Se eu disser que esta agressividade anda a sair ensinada nas escolas, não o faço pela força de expressão. Durante os 10 anos em que fui professor, muitos deles a leccionar a turmas de pré-adolescentes, percebi que a nobre máxima escolar de “armar as crianças de espírito crítico” muitas vezes se exprime mais pela palavra “armar” do que pela palavra “espírito”. A estupefacção chegou-me nos finais de período, precisamente na altura em que os alunos fazem a auto-avaliação e hetero-avaliação. Sobretudo nesta última, só me vem à cabeça outro termo hodierno — delacção premiada. Para muitas crianças, mal orientadas pelas expectativas de professores, a avaliação do colega tem de ser feita com aquela sinceridade que é um rolo compressor; a busca e identificação do defeito premeia-se mais que a apreciação da qualidade (que não passa de amizade pueril). Sou favorável a que se cultive a frontalidade, mas não que se ateste a franqueza pela capacidade de rebaixar, e muito menos que se ensine a crítica construtiva através da retórica destrutiva — contra-senso de bradar aos céus.
Talvez tenha feito a denúncia escolar de forma injusta e generalizada, mas os casos que conheci obrigam-me à exposição preocupante. Não me considero, contudo, um alarmista básico, e ainda menos um profeta da desgraça — não teço exageros sobre um mal que aí vem, apenas lamento um mal que já vigora. E por muito que esta minha opinião se confunda com uma apologia de mesuras, ou de hipocrisias diplomáticas, não há como ignorar que falo de um mal. A verdade deixou de ser um instrumento de libertação para ser o nosso arsenal privado de opressão — em nenhum cenário isto é uma coisa boa.

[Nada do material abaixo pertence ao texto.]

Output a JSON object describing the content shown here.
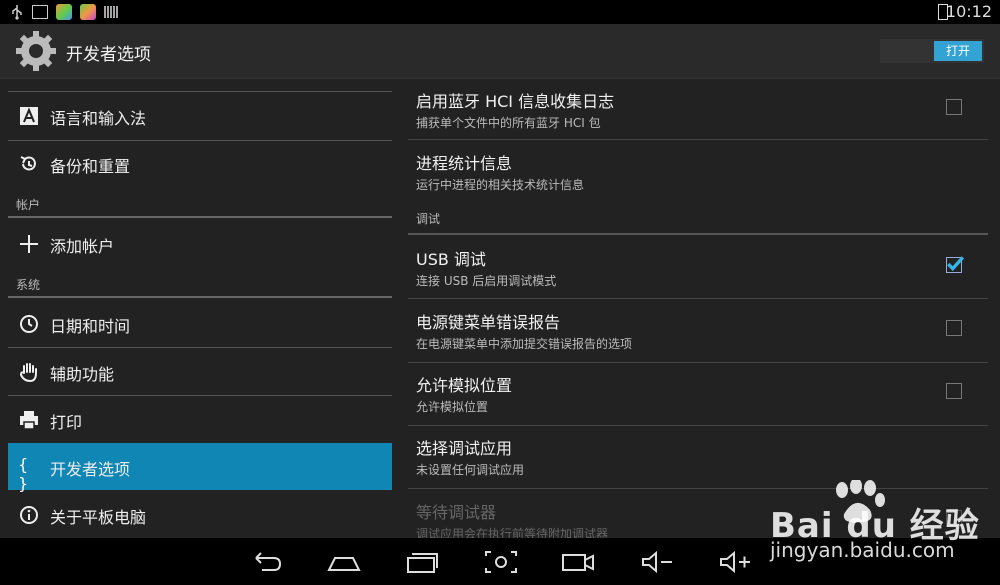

Ingrato é estar a falar de delitos de opinião, e em opiniões não solicitadas, num espaço onde manifesto as minhas. Em meu favor, tenho a certeza que sou mais causador de barafunda que de opressão. Se sobre mim também questionarem “mas quem é que encomendou o sermão a este gajo?” garanto que tenho recibos a provar a encomenda.
SÍTIOS CERTOS, LUGARES CERTOS E O RESTO
Se fosse falar do Estúdio 21 pela via da simpatia, generosidade e engenho de quem está à frente, então teria de fazê-lo através de uma longuíssima crónica e não no curto espaço das recomendações. Restrinjo-me então a esta afirmação: as coisas raras e espantosas da Madeira não são só o vinho, a flora e pontapés de bicicleta.

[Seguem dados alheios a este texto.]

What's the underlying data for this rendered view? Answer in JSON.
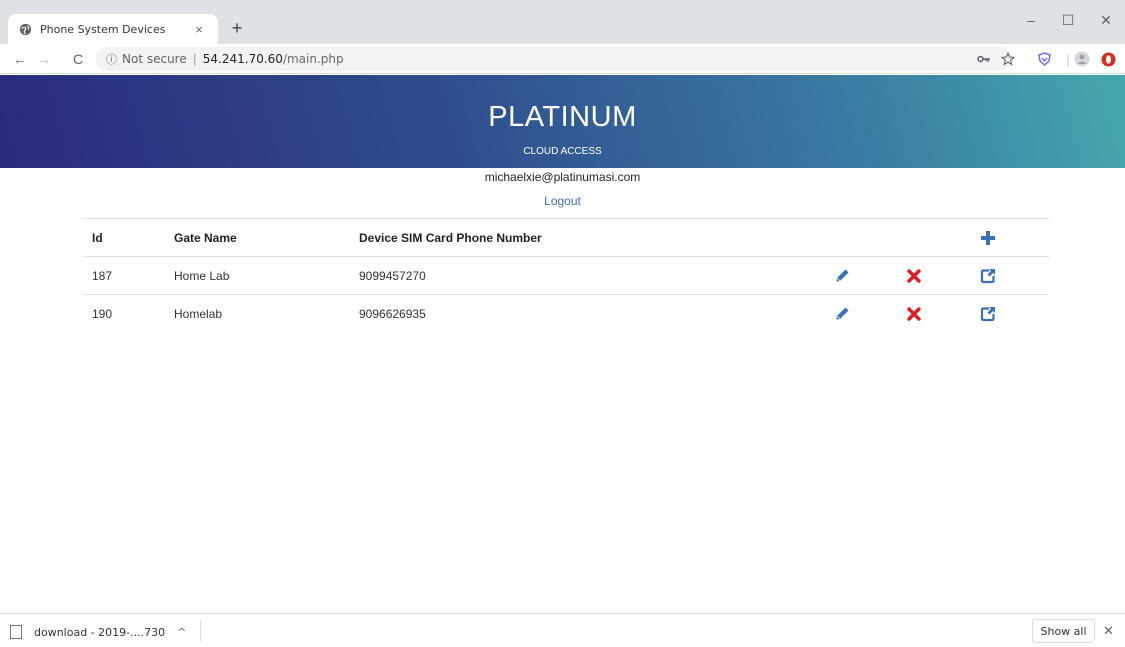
{
  "browser": {
    "tab_title": "Phone System Devices",
    "tab_close": "×",
    "new_tab": "+",
    "window_controls": {
      "minimize": "–",
      "maximize": "☐",
      "close": "✕"
    },
    "nav": {
      "back": "←",
      "forward": "→",
      "reload": "C"
    },
    "omnibox": {
      "info": "ⓘ",
      "security": "Not secure",
      "separator": "|",
      "host": "54.241.70.60",
      "path": "/main.php"
    }
  },
  "header": {
    "title": "PLATINUM",
    "subtitle": "CLOUD ACCESS"
  },
  "user": {
    "email": "michaelxie@platinumasi.com",
    "logout_label": "Logout"
  },
  "table": {
    "columns": [
      "Id",
      "Gate Name",
      "Device SIM Card Phone Number"
    ],
    "rows": [
      {
        "id": "187",
        "gate_name": "Home Lab",
        "phone": "9099457270"
      },
      {
        "id": "190",
        "gate_name": "Homelab",
        "phone": "9096626935"
      }
    ]
  },
  "downloads": {
    "file_label": "download - 2019-....730",
    "chevron": "^",
    "show_all_label": "Show all",
    "close": "✕"
  },
  "colors": {
    "accent_blue": "#3b6fb6",
    "delete_red": "#e01b24",
    "header_gradient_start": "#2b2a7c",
    "header_gradient_end": "#44a8ad"
  },
  "icons": {
    "favicon": "globe-icon",
    "edit": "pencil-icon",
    "delete": "x-icon",
    "open": "external-link-icon",
    "add": "plus-icon"
  }
}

A Associação “ Novo Futuro” tem como missão “o acolhimento em pequenos lares familiares de crianças e jovens em risco social, privados de um ambiente familiar seguro, com histórias marcadas pela exposição involuntária a situações de abuso, negligência e maus-tratos físicos e psicológicos, privilegiando-se o acolhimento de grupos de irmãos”. É para esta notável IPSS que vamos fazer o “Concerto Por um Novo Futuro” dia 17 de Maio no Altice Arena. A base será a banda sonora da série televisiva “1986” (onde figuram nomes como os de Ana Bacalhau, Catarina Salinas, David Fonseca, João Só, Lena D’Água, Márcia, Miguel Araújo, Tatanka e este que vos escreve), mas o objectivo real será o da solidariedade. Obrigatório!